Town of Oyster Bay Supervisor Joseph Saladino tabbed Columbia Law School grad and former Assistant U.S. Attorney Joseph Nocella to the post of town attorney at the Feb. 14 town board meeting.
Nocella replaces Leonard Genova, who stepped down Jan. 9, four days after his ally and longtime Supervisor John Venditto resigned to prepare his defense against federal corruption charges.
Saladino praised Nocella for his long experience in municipal government, having served in the Nassau County Attorney’s Office and also as counsel for the Office of Housing and Community Development.
“It happens to be a rare find—a former federal prosecutor who also has extensive experience in municipal law,” Saladino pointed out, adding that Nocella earned a commendation from the FBI director for his efforts in prosecuting racketeering, extortion, and fraud cases while serving in the Eastern District of New York.
Nocella, affirmed Saladino, “has proven time and time again to have the highest moral and ethical standards, as well as a willingness to take on the toughest battles possible to protect the best interests of his fellow citizens…His experience will dovetail nicely with the mission of the Town of Oyster Bay.”
Saladino also named Gregory Carman Jr. to be deputy supervisor. A partner in a Farmingdale law firm, Carman is a former Farmingdale village attorney.
“He is extremely active in the community,” praised Saladino, whose father Joe Sr. and Carman’s father, Gregory Sr., served together on the Oyster Bay town board decades ago.
Greg Sr. was on hand to swear in his son. Saladino praised the family’s public service. Both Carmans are graduates of St. John’s University Law School. The father is a former congressman and was appointed by President Reagan to the United States Court of International Trade, where he served a term as chief justice. He now holds the rank of senior judge on the court.
Of his new deputy, Saladino said that, “I know firsthand that he is an amazing administrator who’ll be bringing his talents here to the [town] and whose résumé fits very well with the mission of this administration and this board.”
The board also voted to approve Elizabeth Maccarone as commissioner of the Department of Planning and Development and Richard Lenz as the commissioner of the Department of Public Works.
“It’s no secret that great change is needed in the [town],” Saladino stated in introducing Maccarone. “One of the areas where we are tremendously committed to bring great change and to better serve the residents…is in the building department. Well, we have the right person, whose attention to detail, whose commitment to our town and whose résumé and experience is tremendous.”
Maccarone has been employed by the town (with a short absence) since 1989 and has spent nearly half of those years in the department she now heads.
“She’s the right person to get the job done,” praised Saladino, “and the changes you will see in this town [will be] remarkable and unprecedented.”
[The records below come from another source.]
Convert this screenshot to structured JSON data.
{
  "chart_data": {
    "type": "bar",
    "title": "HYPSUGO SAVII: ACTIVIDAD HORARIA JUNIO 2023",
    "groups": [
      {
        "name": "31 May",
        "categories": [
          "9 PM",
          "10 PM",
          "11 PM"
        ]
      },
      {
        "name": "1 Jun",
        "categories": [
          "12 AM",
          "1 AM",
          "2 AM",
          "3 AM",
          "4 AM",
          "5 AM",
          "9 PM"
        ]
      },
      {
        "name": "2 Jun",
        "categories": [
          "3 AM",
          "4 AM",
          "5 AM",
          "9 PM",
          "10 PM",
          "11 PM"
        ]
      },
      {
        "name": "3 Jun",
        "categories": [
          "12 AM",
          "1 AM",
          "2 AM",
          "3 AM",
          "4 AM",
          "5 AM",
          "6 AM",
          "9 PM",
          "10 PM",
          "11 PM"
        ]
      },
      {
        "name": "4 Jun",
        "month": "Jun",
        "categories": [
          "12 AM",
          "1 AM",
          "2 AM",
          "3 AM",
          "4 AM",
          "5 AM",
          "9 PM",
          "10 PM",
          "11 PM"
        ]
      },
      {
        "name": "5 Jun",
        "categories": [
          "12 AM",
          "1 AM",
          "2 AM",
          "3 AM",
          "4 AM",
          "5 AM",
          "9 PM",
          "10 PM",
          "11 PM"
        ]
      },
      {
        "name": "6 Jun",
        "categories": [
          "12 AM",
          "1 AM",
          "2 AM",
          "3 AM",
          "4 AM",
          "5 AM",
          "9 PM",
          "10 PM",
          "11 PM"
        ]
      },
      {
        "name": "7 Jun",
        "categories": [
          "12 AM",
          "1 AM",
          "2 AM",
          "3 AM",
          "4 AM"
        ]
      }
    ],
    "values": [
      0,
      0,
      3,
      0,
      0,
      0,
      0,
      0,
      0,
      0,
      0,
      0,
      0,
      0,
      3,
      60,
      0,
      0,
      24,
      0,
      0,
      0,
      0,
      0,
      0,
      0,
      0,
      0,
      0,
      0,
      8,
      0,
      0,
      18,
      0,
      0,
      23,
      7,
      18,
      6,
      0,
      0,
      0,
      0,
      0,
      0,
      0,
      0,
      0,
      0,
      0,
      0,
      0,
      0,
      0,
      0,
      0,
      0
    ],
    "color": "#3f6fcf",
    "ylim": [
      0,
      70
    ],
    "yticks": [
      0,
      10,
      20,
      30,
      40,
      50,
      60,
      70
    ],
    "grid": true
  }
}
Lenz, who headed the DPW from 2005-07, “is a man whose experience in this field is lengthy and amazing,” said Saladino, who added that Lenz’s previous tenure was marked by “fantastic results.” He promised that, “there will be exciting news because [Lenz’s] responsibilities will be growing well beyond public works as you see the rebuild of Oyster Bay.”
Summing up the personnel moves, Saladino affirmed that “when you put some of your best people together, the outcome will be something special.
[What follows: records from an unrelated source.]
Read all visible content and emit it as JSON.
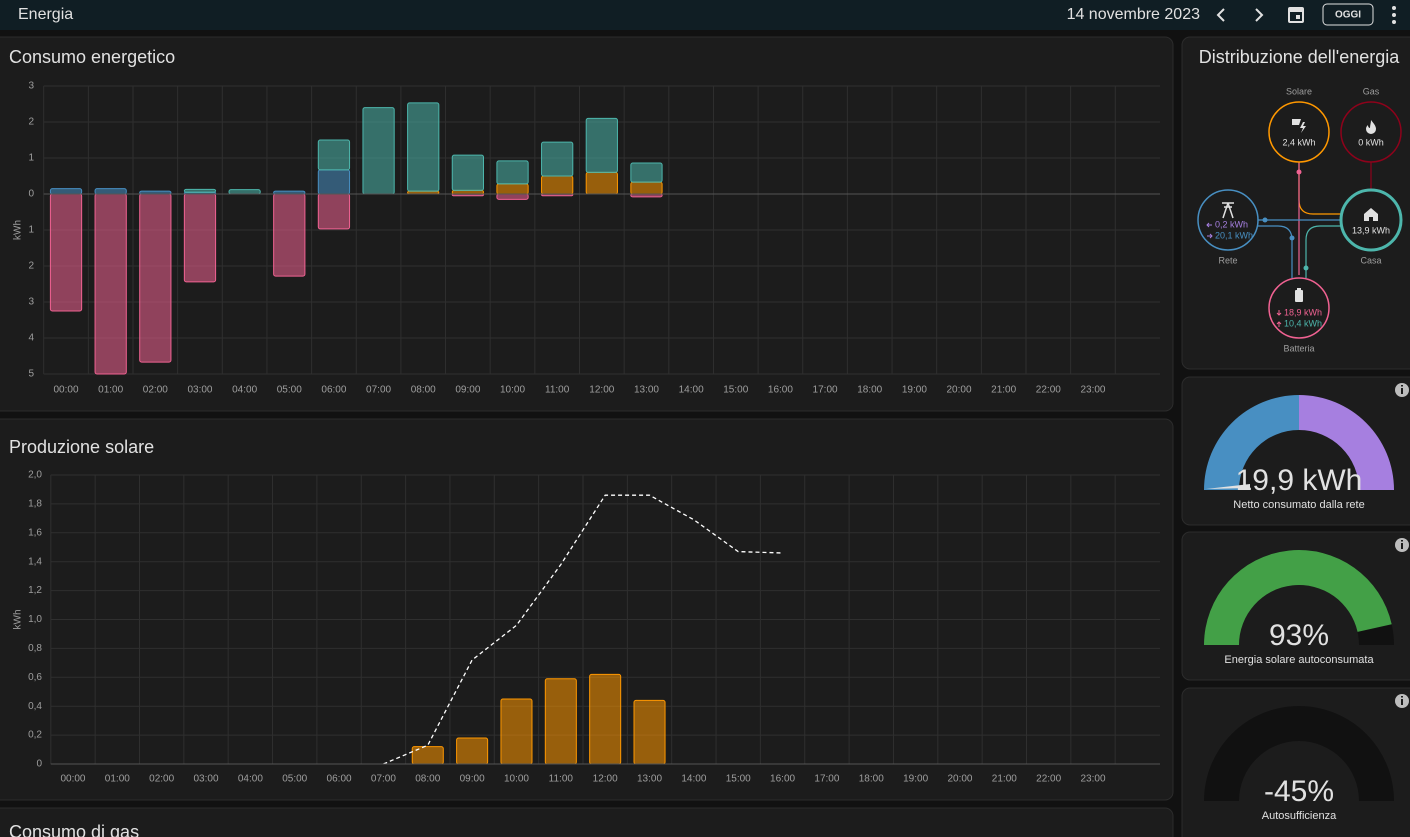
{
  "header": {
    "title": "Energia",
    "date": "14 novembre 2023",
    "today_button": "OGGI"
  },
  "chart_data": [
    {
      "type": "bar",
      "title": "Consumo energetico",
      "y_label": "kWh",
      "categories": [
        "00:00",
        "01:00",
        "02:00",
        "03:00",
        "04:00",
        "05:00",
        "06:00",
        "07:00",
        "08:00",
        "09:00",
        "10:00",
        "11:00",
        "12:00",
        "13:00",
        "14:00",
        "15:00",
        "16:00",
        "17:00",
        "18:00",
        "19:00",
        "20:00",
        "21:00",
        "22:00",
        "23:00"
      ],
      "series": [
        {
          "color": "#488fc2",
          "values": [
            0.15,
            0.15,
            0.08,
            0.05,
            0,
            0.08,
            0.67,
            0,
            0,
            0,
            0,
            0,
            0,
            0,
            null,
            null,
            null,
            null,
            null,
            null,
            null,
            null,
            null,
            null
          ]
        },
        {
          "color": "#ff9800",
          "values": [
            0,
            0,
            0,
            0,
            0,
            0,
            0,
            0,
            0.08,
            0.1,
            0.28,
            0.5,
            0.6,
            0.33,
            null,
            null,
            null,
            null,
            null,
            null,
            null,
            null,
            null,
            null
          ]
        },
        {
          "color": "#4db6ac",
          "values": [
            0,
            0,
            0,
            0.08,
            0.12,
            0,
            0.83,
            2.4,
            2.45,
            0.98,
            0.64,
            0.94,
            1.5,
            0.53,
            null,
            null,
            null,
            null,
            null,
            null,
            null,
            null,
            null,
            null
          ]
        },
        {
          "color": "#f06292",
          "values": [
            -3.25,
            -5,
            -4.67,
            -2.44,
            0,
            -2.28,
            -0.97,
            0,
            0,
            -0.05,
            -0.15,
            -0.05,
            0,
            -0.08,
            null,
            null,
            null,
            null,
            null,
            null,
            null,
            null,
            null,
            null
          ]
        }
      ],
      "ylim": [
        -5,
        3
      ],
      "yticks": [
        3,
        2,
        1,
        0,
        {
          "value": -1,
          "label": "1"
        },
        {
          "value": -2,
          "label": "2"
        },
        {
          "value": -3,
          "label": "3"
        },
        {
          "value": -4,
          "label": "4"
        },
        {
          "value": -5,
          "label": "5"
        }
      ],
      "grid": true
    },
    {
      "type": "bar",
      "title": "Produzione solare",
      "y_label": "kWh",
      "categories": [
        "00:00",
        "01:00",
        "02:00",
        "03:00",
        "04:00",
        "05:00",
        "06:00",
        "07:00",
        "08:00",
        "09:00",
        "10:00",
        "11:00",
        "12:00",
        "13:00",
        "14:00",
        "15:00",
        "16:00",
        "17:00",
        "18:00",
        "19:00",
        "20:00",
        "21:00",
        "22:00",
        "23:00"
      ],
      "series": [
        {
          "color": "#ff9800",
          "values": [
            0,
            0,
            0,
            0,
            0,
            0,
            0,
            0,
            0.12,
            0.18,
            0.45,
            0.59,
            0.62,
            0.44,
            null,
            null,
            null,
            null,
            null,
            null,
            null,
            null,
            null,
            null
          ]
        },
        {
          "type": "line",
          "dashed": true,
          "color": "#ffffff",
          "values": [
            null,
            null,
            null,
            null,
            null,
            null,
            null,
            0,
            0.13,
            0.72,
            0.96,
            1.38,
            1.86,
            1.86,
            1.69,
            1.47,
            1.46,
            null,
            null,
            null,
            null,
            null,
            null,
            null
          ]
        }
      ],
      "ylim": [
        0,
        2
      ],
      "yticks": [
        {
          "value": 2,
          "label": "2,0"
        },
        {
          "value": 1.8,
          "label": "1,8"
        },
        {
          "value": 1.6,
          "label": "1,6"
        },
        {
          "value": 1.4,
          "label": "1,4"
        },
        {
          "value": 1.2,
          "label": "1,2"
        },
        {
          "value": 1,
          "label": "1,0"
        },
        {
          "value": 0.8,
          "label": "0,8"
        },
        {
          "value": 0.6,
          "label": "0,6"
        },
        {
          "value": 0.4,
          "label": "0,4"
        },
        {
          "value": 0.2,
          "label": "0,2"
        },
        0
      ],
      "grid": true
    }
  ],
  "distribution": {
    "title": "Distribuzione dell'energia",
    "solar": {
      "name": "Solare",
      "value": "2,4 kWh"
    },
    "gas": {
      "name": "Gas",
      "value": "0 kWh"
    },
    "grid": {
      "name": "Rete",
      "in": "0,2 kWh",
      "out": "20,1 kWh"
    },
    "home": {
      "name": "Casa",
      "value": "13,9 kWh"
    },
    "battery": {
      "name": "Batteria",
      "in": "18,9 kWh",
      "out": "10,4 kWh"
    }
  },
  "gauges": [
    {
      "label": "19,9 kWh",
      "name": "Netto consumato dalla rete"
    },
    {
      "value": 93,
      "label": "93%",
      "name": "Energia solare autoconsumata",
      "color": "#43a047"
    },
    {
      "value": -45,
      "label": "-45%",
      "name": "Autosufficienza",
      "color": "#43a047"
    }
  ],
  "next_card_title": "Consumo di gas"
}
“These four individuals have the best interests of their fellow citizens at heart, and will work diligently to help my administration return town government to the path that it followed for so many years,” Saladino added in a statement. “The [town] and its residents truly are getting the whole package: public servants with unmatched dedication, the highest ethical and moral standards, as well as strong, hands-on administrators.”